Between the second half of the eighteenth and early Ninteenth century, vitalism was popular e.g. at the medical school of Montpellier, among philosophers like La Mettrie and Diderot and especially among scientists and philosophers of the Naturphilosophie. However, historiography of vitalism has mostly focused on the much more recent neo-vitalist positions of Hans Driesch. Initially close to Wilhelm Roux’s mechanistic views, Driesch stumbled across experimental results that did not appear explainable in terms of developmental mechanics; he therefore invoked an immaterial causal principle (entelechy) from which, however, he was not able to deduce general laws or an experimental design – reasons why his reading of the living has been widely rejected.

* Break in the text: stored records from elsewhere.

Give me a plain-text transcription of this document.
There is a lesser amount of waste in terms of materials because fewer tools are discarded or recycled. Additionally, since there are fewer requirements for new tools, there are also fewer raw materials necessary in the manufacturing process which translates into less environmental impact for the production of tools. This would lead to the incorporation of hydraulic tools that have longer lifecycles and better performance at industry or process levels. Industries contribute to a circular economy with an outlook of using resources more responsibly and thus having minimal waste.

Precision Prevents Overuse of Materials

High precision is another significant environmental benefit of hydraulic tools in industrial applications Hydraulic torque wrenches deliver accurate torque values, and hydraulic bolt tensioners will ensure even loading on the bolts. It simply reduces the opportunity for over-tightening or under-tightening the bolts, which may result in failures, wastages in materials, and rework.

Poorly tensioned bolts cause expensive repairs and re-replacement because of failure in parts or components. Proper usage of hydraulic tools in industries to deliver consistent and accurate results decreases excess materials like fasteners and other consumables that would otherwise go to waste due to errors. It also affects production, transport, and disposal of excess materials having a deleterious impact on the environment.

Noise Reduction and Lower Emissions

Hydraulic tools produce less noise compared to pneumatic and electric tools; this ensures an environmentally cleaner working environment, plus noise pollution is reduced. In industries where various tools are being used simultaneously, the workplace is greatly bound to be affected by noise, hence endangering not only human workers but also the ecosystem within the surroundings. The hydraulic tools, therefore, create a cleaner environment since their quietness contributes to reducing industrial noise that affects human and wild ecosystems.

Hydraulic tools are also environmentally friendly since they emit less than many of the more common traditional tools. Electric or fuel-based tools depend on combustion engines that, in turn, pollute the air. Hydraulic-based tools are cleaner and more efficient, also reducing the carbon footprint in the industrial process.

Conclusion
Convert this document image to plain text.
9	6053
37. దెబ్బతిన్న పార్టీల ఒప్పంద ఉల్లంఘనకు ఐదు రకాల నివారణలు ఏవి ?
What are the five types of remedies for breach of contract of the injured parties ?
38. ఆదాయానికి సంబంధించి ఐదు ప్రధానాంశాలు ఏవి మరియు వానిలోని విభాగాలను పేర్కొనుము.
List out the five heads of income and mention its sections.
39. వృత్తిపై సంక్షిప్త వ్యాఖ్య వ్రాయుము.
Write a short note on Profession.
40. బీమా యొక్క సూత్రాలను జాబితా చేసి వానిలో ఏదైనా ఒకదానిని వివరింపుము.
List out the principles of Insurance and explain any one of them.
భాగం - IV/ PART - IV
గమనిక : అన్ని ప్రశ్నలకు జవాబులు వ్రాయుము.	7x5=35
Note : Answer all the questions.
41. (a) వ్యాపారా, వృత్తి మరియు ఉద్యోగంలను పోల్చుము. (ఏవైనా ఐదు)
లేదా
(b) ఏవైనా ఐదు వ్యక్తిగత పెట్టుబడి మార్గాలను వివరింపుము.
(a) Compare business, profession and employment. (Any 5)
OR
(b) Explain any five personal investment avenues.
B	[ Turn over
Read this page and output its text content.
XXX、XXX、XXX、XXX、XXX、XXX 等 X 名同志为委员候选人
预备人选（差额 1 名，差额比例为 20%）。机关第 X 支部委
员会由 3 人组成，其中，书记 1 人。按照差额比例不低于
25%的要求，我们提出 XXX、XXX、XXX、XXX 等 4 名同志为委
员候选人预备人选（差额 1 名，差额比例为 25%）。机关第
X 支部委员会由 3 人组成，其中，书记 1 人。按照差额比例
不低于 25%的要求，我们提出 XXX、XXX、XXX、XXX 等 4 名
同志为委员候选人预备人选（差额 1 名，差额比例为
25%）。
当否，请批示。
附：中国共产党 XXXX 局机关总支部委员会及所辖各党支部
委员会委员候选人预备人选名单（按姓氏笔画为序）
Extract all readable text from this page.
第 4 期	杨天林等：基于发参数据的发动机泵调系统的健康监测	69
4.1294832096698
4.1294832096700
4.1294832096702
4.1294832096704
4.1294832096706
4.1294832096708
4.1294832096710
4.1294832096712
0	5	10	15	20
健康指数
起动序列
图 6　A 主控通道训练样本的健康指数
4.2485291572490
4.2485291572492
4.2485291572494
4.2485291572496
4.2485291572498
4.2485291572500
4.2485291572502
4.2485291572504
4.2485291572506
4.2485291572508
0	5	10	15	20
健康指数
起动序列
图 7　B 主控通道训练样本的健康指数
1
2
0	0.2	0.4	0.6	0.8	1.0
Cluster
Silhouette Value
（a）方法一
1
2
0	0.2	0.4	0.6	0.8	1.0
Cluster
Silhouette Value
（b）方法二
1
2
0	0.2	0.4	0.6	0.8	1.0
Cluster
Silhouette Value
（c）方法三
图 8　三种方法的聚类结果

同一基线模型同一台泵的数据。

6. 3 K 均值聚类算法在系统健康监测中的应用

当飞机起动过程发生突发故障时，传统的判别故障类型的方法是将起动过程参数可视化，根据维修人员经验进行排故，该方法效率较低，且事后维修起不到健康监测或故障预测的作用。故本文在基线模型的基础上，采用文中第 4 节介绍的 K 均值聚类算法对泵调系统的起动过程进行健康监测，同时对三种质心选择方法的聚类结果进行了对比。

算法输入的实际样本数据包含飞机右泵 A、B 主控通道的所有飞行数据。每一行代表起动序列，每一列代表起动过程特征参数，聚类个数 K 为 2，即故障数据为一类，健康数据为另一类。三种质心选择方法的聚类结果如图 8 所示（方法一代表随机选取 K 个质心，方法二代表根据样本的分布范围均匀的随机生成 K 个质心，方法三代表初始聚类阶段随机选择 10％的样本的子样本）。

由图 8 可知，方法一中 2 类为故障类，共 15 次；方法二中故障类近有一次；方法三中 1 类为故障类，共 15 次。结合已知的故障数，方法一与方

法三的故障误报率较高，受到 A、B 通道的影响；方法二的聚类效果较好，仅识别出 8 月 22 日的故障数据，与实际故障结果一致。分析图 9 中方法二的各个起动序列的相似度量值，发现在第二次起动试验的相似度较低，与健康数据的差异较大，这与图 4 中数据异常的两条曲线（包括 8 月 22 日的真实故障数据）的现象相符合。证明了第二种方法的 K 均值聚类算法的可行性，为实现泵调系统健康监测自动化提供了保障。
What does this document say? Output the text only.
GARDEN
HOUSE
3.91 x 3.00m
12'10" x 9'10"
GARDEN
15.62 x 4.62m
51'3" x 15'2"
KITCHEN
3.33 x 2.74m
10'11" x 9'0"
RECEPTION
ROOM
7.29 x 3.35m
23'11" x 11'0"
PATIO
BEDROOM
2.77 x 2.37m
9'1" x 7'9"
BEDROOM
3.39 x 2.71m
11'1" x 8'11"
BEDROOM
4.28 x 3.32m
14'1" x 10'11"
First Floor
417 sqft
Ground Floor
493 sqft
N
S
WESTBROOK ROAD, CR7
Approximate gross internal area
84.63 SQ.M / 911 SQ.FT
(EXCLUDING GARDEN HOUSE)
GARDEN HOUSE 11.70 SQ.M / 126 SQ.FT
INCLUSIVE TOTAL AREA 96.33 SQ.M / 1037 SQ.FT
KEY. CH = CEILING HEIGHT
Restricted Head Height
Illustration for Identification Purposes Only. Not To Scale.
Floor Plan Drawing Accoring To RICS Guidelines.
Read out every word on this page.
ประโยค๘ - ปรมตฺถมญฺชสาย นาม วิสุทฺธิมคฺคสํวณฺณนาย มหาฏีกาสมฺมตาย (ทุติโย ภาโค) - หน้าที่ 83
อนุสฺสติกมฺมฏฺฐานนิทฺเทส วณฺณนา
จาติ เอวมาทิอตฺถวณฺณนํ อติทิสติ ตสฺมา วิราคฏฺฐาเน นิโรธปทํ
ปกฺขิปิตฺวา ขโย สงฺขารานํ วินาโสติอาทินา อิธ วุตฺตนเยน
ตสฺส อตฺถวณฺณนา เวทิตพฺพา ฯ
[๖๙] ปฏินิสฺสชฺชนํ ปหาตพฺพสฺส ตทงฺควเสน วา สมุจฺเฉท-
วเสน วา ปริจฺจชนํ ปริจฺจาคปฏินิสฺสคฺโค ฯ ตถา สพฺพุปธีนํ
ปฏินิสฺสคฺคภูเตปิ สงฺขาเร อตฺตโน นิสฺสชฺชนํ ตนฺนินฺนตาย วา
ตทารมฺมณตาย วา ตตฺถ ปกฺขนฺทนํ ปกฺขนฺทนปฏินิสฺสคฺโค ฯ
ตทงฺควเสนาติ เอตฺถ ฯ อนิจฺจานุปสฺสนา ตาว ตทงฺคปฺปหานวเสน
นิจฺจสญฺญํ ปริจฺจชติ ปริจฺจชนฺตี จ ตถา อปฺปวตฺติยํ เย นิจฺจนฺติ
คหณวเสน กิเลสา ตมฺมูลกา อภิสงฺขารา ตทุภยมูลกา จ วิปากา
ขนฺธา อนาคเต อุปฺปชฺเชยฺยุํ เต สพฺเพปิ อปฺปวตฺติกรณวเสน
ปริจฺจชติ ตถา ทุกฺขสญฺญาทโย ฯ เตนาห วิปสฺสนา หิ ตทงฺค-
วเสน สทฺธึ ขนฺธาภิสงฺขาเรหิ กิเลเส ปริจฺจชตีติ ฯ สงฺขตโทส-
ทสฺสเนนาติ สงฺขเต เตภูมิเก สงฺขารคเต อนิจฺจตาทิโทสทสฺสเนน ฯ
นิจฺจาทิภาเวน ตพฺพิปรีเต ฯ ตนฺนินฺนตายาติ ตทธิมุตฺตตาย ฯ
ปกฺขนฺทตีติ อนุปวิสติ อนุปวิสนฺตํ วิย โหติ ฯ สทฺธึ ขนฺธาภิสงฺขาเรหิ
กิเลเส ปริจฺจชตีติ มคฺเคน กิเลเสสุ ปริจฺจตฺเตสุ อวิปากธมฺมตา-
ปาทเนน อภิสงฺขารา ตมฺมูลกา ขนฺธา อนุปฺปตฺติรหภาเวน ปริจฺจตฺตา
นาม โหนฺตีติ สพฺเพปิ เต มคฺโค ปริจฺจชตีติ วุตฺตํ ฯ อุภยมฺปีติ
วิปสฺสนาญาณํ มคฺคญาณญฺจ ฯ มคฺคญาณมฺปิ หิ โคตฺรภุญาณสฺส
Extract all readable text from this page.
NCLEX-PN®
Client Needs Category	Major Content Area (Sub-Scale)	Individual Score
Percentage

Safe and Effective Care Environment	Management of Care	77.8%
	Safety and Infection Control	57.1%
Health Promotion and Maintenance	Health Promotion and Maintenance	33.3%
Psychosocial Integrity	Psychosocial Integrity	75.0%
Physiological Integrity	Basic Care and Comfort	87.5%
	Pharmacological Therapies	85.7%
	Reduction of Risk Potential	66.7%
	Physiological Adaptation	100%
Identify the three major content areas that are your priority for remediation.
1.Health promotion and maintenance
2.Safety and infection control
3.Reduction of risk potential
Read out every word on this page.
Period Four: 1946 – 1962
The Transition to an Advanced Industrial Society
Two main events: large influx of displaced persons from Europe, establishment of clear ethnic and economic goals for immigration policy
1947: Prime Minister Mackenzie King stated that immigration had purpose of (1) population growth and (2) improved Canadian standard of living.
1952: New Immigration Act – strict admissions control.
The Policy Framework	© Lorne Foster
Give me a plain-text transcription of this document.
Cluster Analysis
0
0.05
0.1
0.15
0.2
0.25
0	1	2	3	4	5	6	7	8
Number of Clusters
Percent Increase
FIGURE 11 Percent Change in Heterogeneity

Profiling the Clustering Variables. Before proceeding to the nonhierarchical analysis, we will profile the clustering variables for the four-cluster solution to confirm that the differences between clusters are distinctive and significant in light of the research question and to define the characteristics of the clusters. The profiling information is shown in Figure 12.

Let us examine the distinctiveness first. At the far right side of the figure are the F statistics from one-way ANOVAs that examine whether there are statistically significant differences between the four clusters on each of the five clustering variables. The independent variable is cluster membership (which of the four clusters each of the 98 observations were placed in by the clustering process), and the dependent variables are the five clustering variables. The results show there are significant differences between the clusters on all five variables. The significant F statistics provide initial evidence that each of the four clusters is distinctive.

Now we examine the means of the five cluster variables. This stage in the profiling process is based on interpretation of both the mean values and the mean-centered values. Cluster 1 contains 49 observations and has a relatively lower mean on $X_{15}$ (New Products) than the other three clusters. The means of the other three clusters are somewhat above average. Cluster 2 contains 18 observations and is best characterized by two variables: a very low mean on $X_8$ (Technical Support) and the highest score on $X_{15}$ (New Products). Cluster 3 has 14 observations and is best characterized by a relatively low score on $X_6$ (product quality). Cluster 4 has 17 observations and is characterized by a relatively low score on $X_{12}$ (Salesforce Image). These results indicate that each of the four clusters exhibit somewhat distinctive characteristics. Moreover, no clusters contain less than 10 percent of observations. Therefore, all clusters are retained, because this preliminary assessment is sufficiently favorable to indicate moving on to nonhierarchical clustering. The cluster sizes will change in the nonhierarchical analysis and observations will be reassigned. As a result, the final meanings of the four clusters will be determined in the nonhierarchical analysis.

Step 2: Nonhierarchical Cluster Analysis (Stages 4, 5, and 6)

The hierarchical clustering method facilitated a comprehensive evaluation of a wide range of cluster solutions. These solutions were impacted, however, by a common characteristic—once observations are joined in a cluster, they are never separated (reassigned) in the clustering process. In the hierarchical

However, even if vitalism in a metaphysical sense is a dead issue, the complex behavior of living beings is not necessarily resolved into chemical and physical processes. Hans Spemann identified a group of cells that perform as the organizing center of the developing embryo: although mediated by morphogenetic molecules or by physical forces, this behavior suggests that living systems can be adequately described only approaching them as integrated wholes. This approach characterizes organicism, a ‘third way’ shown by Gilbert and Sarkar to be the metaphysics perspective best consistent with embryology.
Keywords: vitalism; organicism; Hans Driesch; Hans Spemann

  1. Many kinds of vitalism

Within the life sciences, vitalistic positions have been expressed at different times and with different metaphysical or epistemological implications. It is therefore legitimate to distinguish between a methodological vitalism and a metaphysical vitalism.

An early example of metaphysical vitalism is the materialistic vitalism of Julien Offray de La Mettrie (1709-1751) and Denis Diderot (1713-1784), in which a materialistic metaphysics is accompanied by the recognition of the existence, in living beings, of emergent properties not deducible from the sole properties of the matter of which they are formed. Approximately contemporary is the vitalism of the Montpellier medical school. Its main representatives are Théophile de Bordeu (1722-1776) and Paul-Joseph Barthez (1734-1806). Barthez advocated a “vital principle” responsible for the phenomena of life, but he did not commit himself to either a spiritualistic or a materialistic view. He argued that «It is useless to investigate whether this Life Principle is a substance, given the obscurity of this term. It is possible that the Vital Principle does not have a separate existence from the body it vivifies»[1]. It is therefore sensible to describe this as a functional vitalism or epistemological vitalism, that promises to explain “vital” properties better than fully mechanistic models can[2].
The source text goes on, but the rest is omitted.